To begin the morbid process, the adult female parasitic wasp, Cotesia glomerata impregnates a cabbage white caterpillar chosen as the host for its hungry little wasps to-be, thrusting its needle-like ovipositor through the victim’s skin and pumping her eggs into the body cavity. With the eggs hatched inside the caterpillar, up to 60 individual larvae will soon develop. After twelve days of the caterpillar gorging and providing nourishment, the larvae within will each have grown to the size of a grain of rice. They can even be seen, squirming beneath the surface of the caterpillar’s skin like a trick of the light.

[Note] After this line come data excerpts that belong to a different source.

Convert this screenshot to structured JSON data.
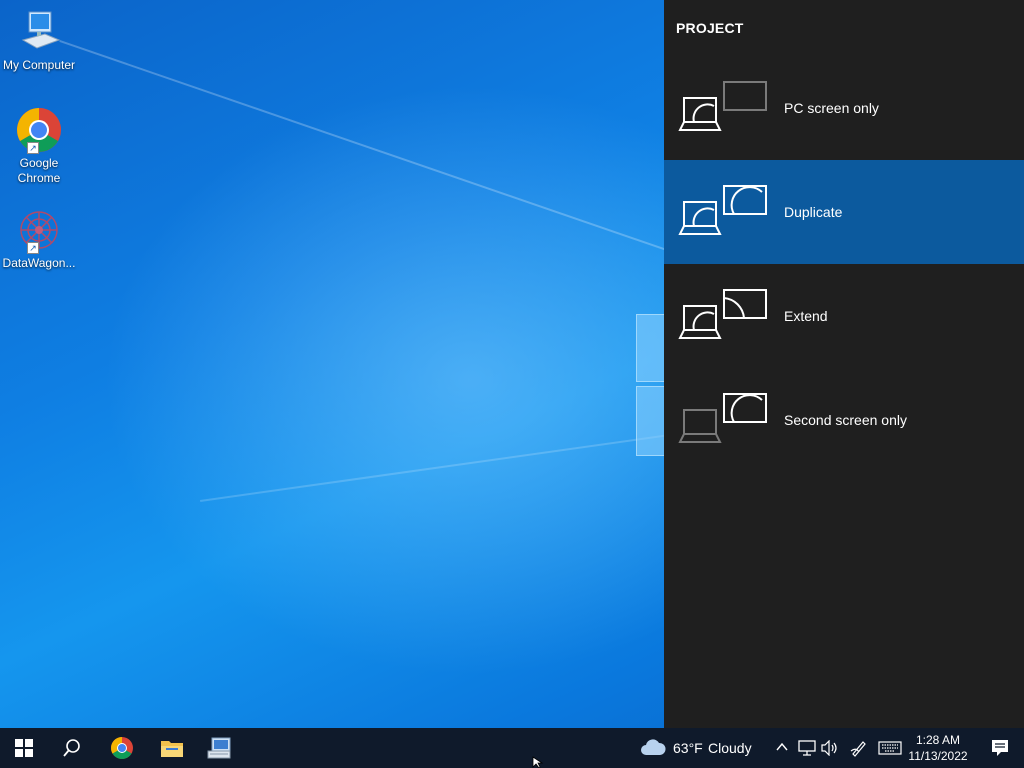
{
  "desktop": {
    "icons": [
      {
        "label": "My Computer",
        "icon": "computer-icon"
      },
      {
        "label": "Google Chrome",
        "icon": "chrome-icon"
      },
      {
        "label": "DataWagon...",
        "icon": "datawagon-icon"
      }
    ]
  },
  "project": {
    "title": "PROJECT",
    "options": [
      {
        "label": "PC screen only",
        "icon": "pc-screen-only-icon",
        "selected": false
      },
      {
        "label": "Duplicate",
        "icon": "duplicate-icon",
        "selected": true
      },
      {
        "label": "Extend",
        "icon": "extend-icon",
        "selected": false
      },
      {
        "label": "Second screen only",
        "icon": "second-screen-only-icon",
        "selected": false
      }
    ],
    "colors": {
      "panel_bg": "#1f1f1f",
      "selected_bg": "#0c5a9e"
    }
  },
  "taskbar": {
    "buttons": [
      {
        "name": "start-button",
        "icon": "windows-logo-icon"
      },
      {
        "name": "search-button",
        "icon": "search-icon"
      },
      {
        "name": "chrome-taskbar-button",
        "icon": "chrome-icon"
      },
      {
        "name": "file-explorer-button",
        "icon": "folder-icon"
      },
      {
        "name": "remote-app-button",
        "icon": "keyboard-monitor-icon"
      }
    ],
    "weather": {
      "temp": "63°F",
      "condition": "Cloudy",
      "icon": "cloud-icon"
    },
    "tray_icons": [
      "chevron-up-icon",
      "network-icon",
      "volume-icon",
      "pen-icon",
      "keyboard-icon"
    ],
    "clock": {
      "time": "1:28 AM",
      "date": "11/13/2022"
    },
    "notification_icon": "notification-icon"
  }
}
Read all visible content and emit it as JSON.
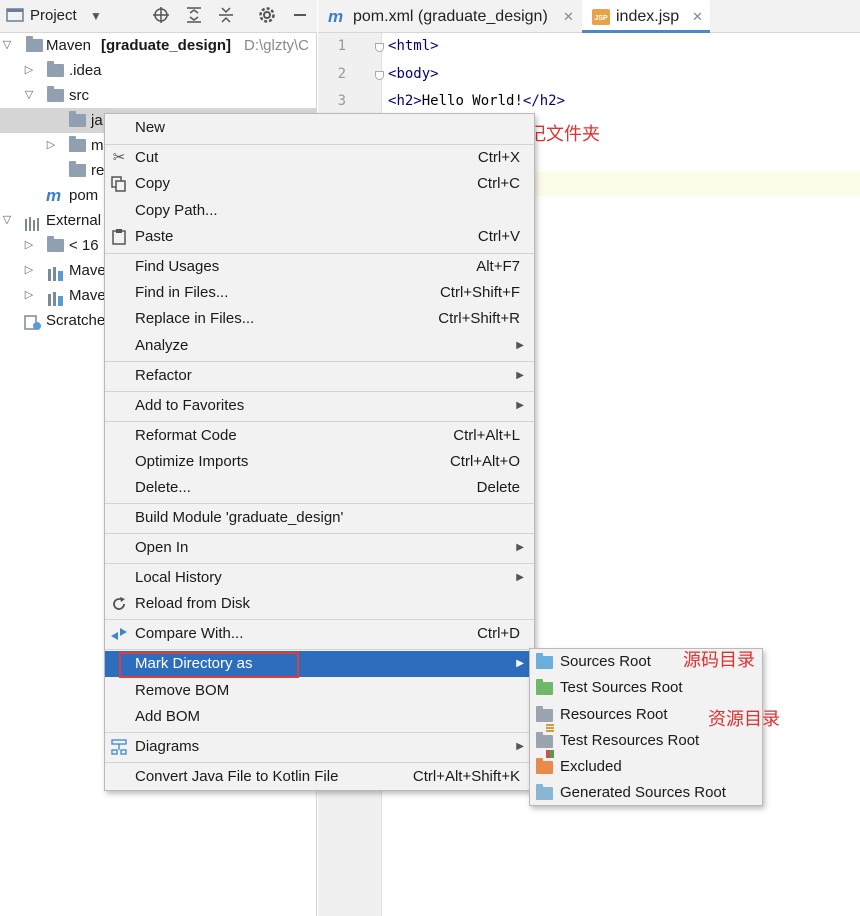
{
  "colors": {
    "accent": "#2d6dbd",
    "annotation": "#e03030",
    "folder": "#90a0b0",
    "sources_root": "#6aaedb",
    "test_sources_root": "#6fb86a",
    "excluded": "#e88a4a"
  },
  "project": {
    "title": "Project",
    "icons": [
      "project-icon",
      "chevron-down-icon",
      "locate-icon",
      "expand-all-icon",
      "collapse-all-icon",
      "gear-icon",
      "minimize-icon"
    ],
    "tree": {
      "root_prefix": "Maven ",
      "root_name": "[graduate_design]",
      "root_path": "D:\\glzty\\C",
      "idea": ".idea",
      "src": "src",
      "java_truncated": "ja",
      "main_truncated": "m",
      "resources_truncated": "re",
      "pom_truncated": "pom",
      "external_truncated": "External",
      "jdk_truncated": "< 16",
      "maven1_truncated": "Mave",
      "maven2_truncated": "Mave",
      "scratches_truncated": "Scratche"
    }
  },
  "editor": {
    "tabs": [
      {
        "label": "pom.xml (graduate_design)",
        "icon": "maven-icon"
      },
      {
        "label": "index.jsp",
        "icon": "jsp-icon",
        "icon_text": "JSP"
      }
    ],
    "lines": [
      {
        "no": "1",
        "open": "<",
        "tag": "html",
        "close": ">"
      },
      {
        "no": "2",
        "open": "<",
        "tag": "body",
        "close": ">"
      },
      {
        "no": "3",
        "pre_open": "<",
        "pre_tag": "h2",
        "pre_close": ">",
        "text": "Hello World!",
        "post_open": "</",
        "post_tag": "h2",
        "post_close": ">"
      }
    ]
  },
  "menu": {
    "new": "New",
    "cut": "Cut",
    "cut_key": "Ctrl+X",
    "copy": "Copy",
    "copy_key": "Ctrl+C",
    "copy_path": "Copy Path...",
    "paste": "Paste",
    "paste_key": "Ctrl+V",
    "find_usages": "Find Usages",
    "find_usages_key": "Alt+F7",
    "find_in_files": "Find in Files...",
    "find_in_files_key": "Ctrl+Shift+F",
    "replace_in_files": "Replace in Files...",
    "replace_in_files_key": "Ctrl+Shift+R",
    "analyze": "Analyze",
    "refactor": "Refactor",
    "add_to_favorites": "Add to Favorites",
    "reformat_code": "Reformat Code",
    "reformat_code_key": "Ctrl+Alt+L",
    "optimize_imports": "Optimize Imports",
    "optimize_imports_key": "Ctrl+Alt+O",
    "delete": "Delete...",
    "delete_key": "Delete",
    "build_module": "Build Module 'graduate_design'",
    "open_in": "Open In",
    "local_history": "Local History",
    "reload_from_disk": "Reload from Disk",
    "compare_with": "Compare With...",
    "compare_with_key": "Ctrl+D",
    "mark_directory_as": "Mark Directory as",
    "remove_bom": "Remove BOM",
    "add_bom": "Add BOM",
    "diagrams": "Diagrams",
    "convert_java": "Convert Java File to Kotlin File",
    "convert_java_key": "Ctrl+Alt+Shift+K"
  },
  "submenu": {
    "sources_root": "Sources Root",
    "test_sources_root": "Test Sources Root",
    "resources_root": "Resources Root",
    "test_resources_root": "Test Resources Root",
    "excluded": "Excluded",
    "generated_sources_root": "Generated Sources Root"
  },
  "annotations": {
    "top": "添加了java 和resource目录，让后标记文件夹",
    "sources": "源码目录",
    "resources": "资源目录"
  }
}
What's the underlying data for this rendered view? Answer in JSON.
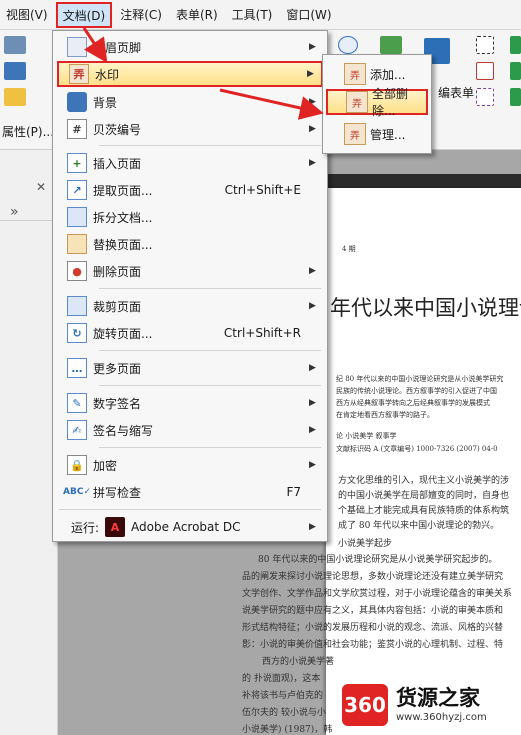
{
  "menubar": {
    "items": [
      "视图(V)",
      "文档(D)",
      "注释(C)",
      "表单(R)",
      "工具(T)",
      "窗口(W)"
    ],
    "active_index": 1
  },
  "toolbar": {
    "properties_label": "属性(P)...",
    "form_label": "编表单"
  },
  "menu": {
    "items": [
      {
        "label": "页眉页脚",
        "icon": "header-footer-icon",
        "arrow": true
      },
      {
        "label": "水印",
        "icon": "watermark-icon",
        "arrow": true,
        "highlighted": true
      },
      {
        "label": "背景",
        "icon": "background-icon",
        "arrow": true
      },
      {
        "label": "贝茨编号",
        "icon": "bates-icon",
        "arrow": true
      },
      {
        "label": "插入页面",
        "icon": "insert-page-icon",
        "arrow": true
      },
      {
        "label": "提取页面...",
        "icon": "extract-page-icon",
        "shortcut": "Ctrl+Shift+E"
      },
      {
        "label": "拆分文档...",
        "icon": "split-doc-icon"
      },
      {
        "label": "替换页面...",
        "icon": "replace-page-icon"
      },
      {
        "label": "删除页面",
        "icon": "delete-page-icon",
        "arrow": true
      },
      {
        "label": "裁剪页面",
        "icon": "crop-page-icon",
        "arrow": true
      },
      {
        "label": "旋转页面...",
        "icon": "rotate-page-icon",
        "shortcut": "Ctrl+Shift+R"
      },
      {
        "label": "更多页面",
        "icon": "more-pages-icon",
        "arrow": true
      },
      {
        "label": "数字签名",
        "icon": "digital-sign-icon",
        "arrow": true
      },
      {
        "label": "签名与缩写",
        "icon": "sign-initials-icon",
        "arrow": true
      },
      {
        "label": "加密",
        "icon": "encrypt-icon",
        "arrow": true
      },
      {
        "label": "拼写检查",
        "icon": "spell-check-icon",
        "shortcut": "F7"
      }
    ],
    "run_label": "运行:",
    "run_app": "Adobe Acrobat DC"
  },
  "submenu": {
    "items": [
      {
        "label": "添加...",
        "icon": "add-watermark-icon"
      },
      {
        "label": "全部删除...",
        "icon": "delete-all-watermark-icon",
        "highlighted": true
      },
      {
        "label": "管理...",
        "icon": "manage-watermark-icon"
      }
    ]
  },
  "document": {
    "issue": "4 期",
    "title": "年代以来中国小说理论",
    "lines": [
      "纪 80 年代以来的中国小说理论研究是从小说美学研究",
      "民族的传统小说理论。西方叙事学的引入促进了中国",
      "西方从经典叙事学转向之后经典叙事学的发展模式",
      "在肯定地看西方叙事学的路子。",
      "论      小说美学      叙事学",
      "文献标识码 A  (文章编号) 1000-7326 (2007) 04-0",
      "方文化思维的引入，现代主义小说美学的涉",
      "的中国小说美学在局部嬗变的同时，自身也",
      "个基础上才能完成具有民族特质的体系构筑",
      "成了 80 年代以来中国小说理论的勃兴。",
      "小说美学起步",
      "80 年代以来的中国小说理论研究是从小说美学研究起步的。",
      "品的阐发来探讨小说理论思想，多数小说理论还没有建立美学研究",
      "文学创作、文学作品和文学欣赏过程，对于小说理论蕴含的审美关系",
      "说美学研究的题中应有之义，其具体内容包括：小说的审美本质和",
      "形式结构特征；小说的发展历程和小说的观念、流派、风格的兴替",
      "影：小说的审美价值和社会功能；鉴赏小说的心理机制、过程、特",
      "西方的小说美学著",
      "的  扑说面观)，这本",
      "补将该书与卢伯克的",
      "伍尔夫的   较小说与小",
      "小说美学) (1987)，韩"
    ]
  },
  "watermark_logo": {
    "text": "360",
    "brand": "货源之家",
    "url": "www.360hyzj.com"
  },
  "colors": {
    "highlight": "#ffe08a",
    "red_outline": "#e02424",
    "menu_bg": "#f7f7f7",
    "logo_red": "#e02424"
  }
}
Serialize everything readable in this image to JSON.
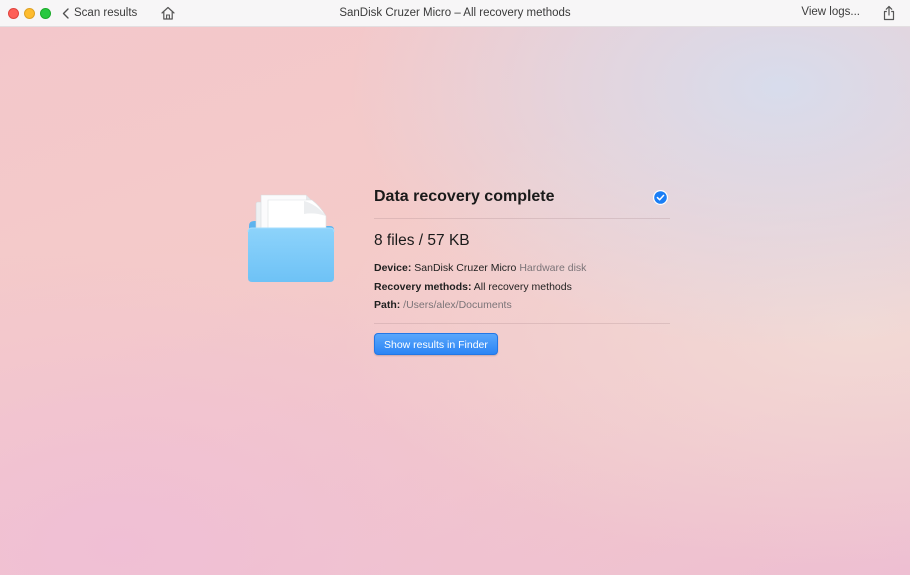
{
  "window": {
    "title": "SanDisk Cruzer Micro – All recovery methods"
  },
  "toolbar": {
    "back_label": "Scan results",
    "view_logs_label": "View logs..."
  },
  "result": {
    "title": "Data recovery complete",
    "summary": "8 files / 57 KB",
    "device_label": "Device:",
    "device_value": "SanDisk Cruzer Micro",
    "device_type": "Hardware disk",
    "methods_label": "Recovery methods:",
    "methods_value": "All recovery methods",
    "path_label": "Path:",
    "path_value": "/Users/alex/Documents",
    "finder_button_label": "Show results in Finder"
  },
  "colors": {
    "accent": "#2b85f5",
    "check": "#1a7ef5",
    "folder": "#7cc8f8"
  },
  "icons": {
    "back": "chevron-left-icon",
    "home": "home-icon",
    "share": "share-icon",
    "folder": "folder-icon",
    "check": "checkmark-circle-icon"
  }
}
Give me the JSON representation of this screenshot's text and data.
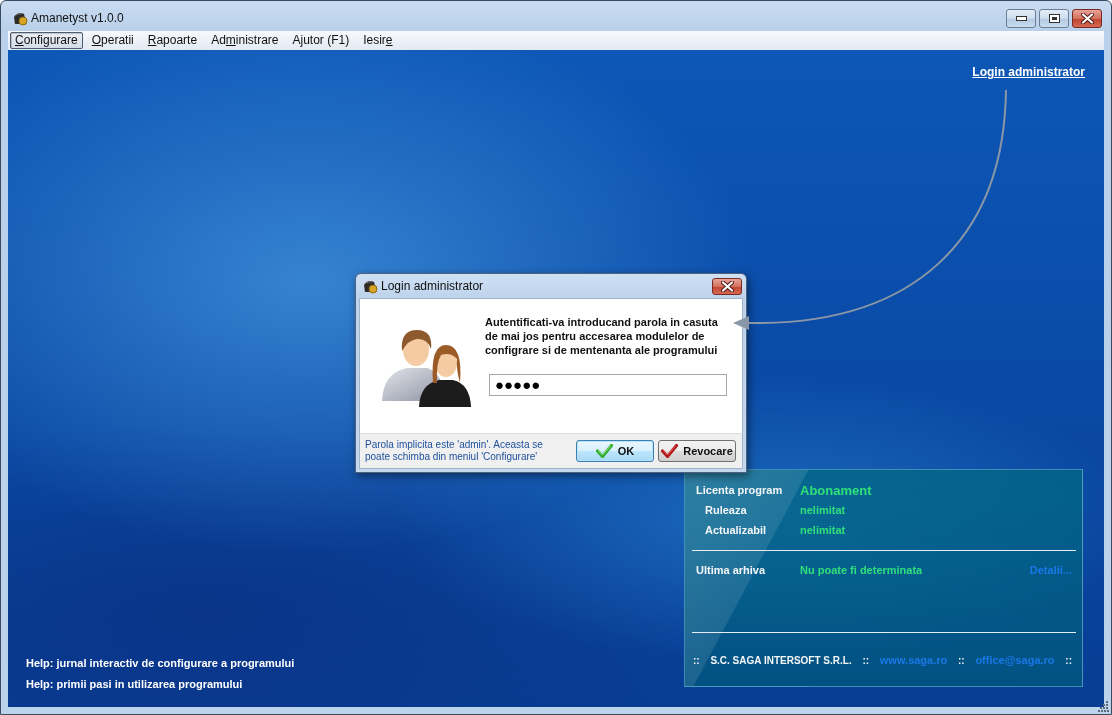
{
  "window": {
    "title": "Amanetyst v1.0.0"
  },
  "menu": [
    {
      "access_key": "C",
      "text_after": "onfigurare",
      "selected": true
    },
    {
      "access_key": "O",
      "text_after": "peratii",
      "selected": false
    },
    {
      "access_key": "R",
      "text_after": "apoarte",
      "selected": false
    },
    {
      "text_before": "Ad",
      "access_key": "m",
      "text_after": "inistrare",
      "selected": false
    },
    {
      "text_before": "Ajutor (F1)",
      "selected": false
    },
    {
      "text_before": "Iesir",
      "access_key": "e",
      "selected": false
    }
  ],
  "header_link": {
    "label": "Login administrator"
  },
  "dialog": {
    "title": "Login administrator",
    "message_lines": [
      "Autentificati-va introducand parola in casuta",
      "de mai jos pentru accesarea modulelor de",
      "configrare si de mentenanta ale programului"
    ],
    "password": {
      "value": "●●●●●"
    },
    "hint_lines": [
      "Parola implicita este 'admin'. Aceasta se",
      "poate schimba din meniul 'Configurare'"
    ],
    "buttons": [
      {
        "kind": "ok",
        "label": "OK",
        "focused": true
      },
      {
        "kind": "cancel",
        "label": "Revocare",
        "focused": false
      }
    ]
  },
  "license_panel": {
    "rows": [
      {
        "kind": "main",
        "label": "Licenta program",
        "value": "Abonament"
      },
      {
        "kind": "sub",
        "label": "Ruleaza",
        "value": "nelimitat"
      },
      {
        "kind": "sub",
        "label": "Actualizabil",
        "value": "nelimitat"
      }
    ],
    "archive": {
      "label": "Ultima arhiva",
      "value": "Nu poate fi determinata",
      "link": "Detalii..."
    },
    "footer": [
      {
        "kind": "separator",
        "text": "::"
      },
      {
        "kind": "company",
        "text": "S.C. SAGA INTERSOFT S.R.L."
      },
      {
        "kind": "separator",
        "text": "::"
      },
      {
        "kind": "link",
        "text": "www.saga.ro"
      },
      {
        "kind": "separator",
        "text": "::"
      },
      {
        "kind": "link",
        "text": "office@saga.ro"
      },
      {
        "kind": "separator",
        "text": "::"
      }
    ]
  },
  "help_links": [
    "Help: jurnal interactiv de configurare a programului",
    "Help: primii pasi in utilizarea programului"
  ]
}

The caterpillar continues to feed and balloon, consuming one and a half times as much food as would one of its un-parasitized kin, with more than 30% of its body weight made up by the larvae. The burgeoning body invaders are clever, however, for while they drink their host’s blood, they are careful not harm its vital organs. They thus keep it alive while they are still steadily growing. The caterpillar’s role is not yet fulfilled. When fully mature after two weeks, the larvae are ready to break out from the protection of their surrogate womb, and their newly formed saw-like teeth are called into cutting action.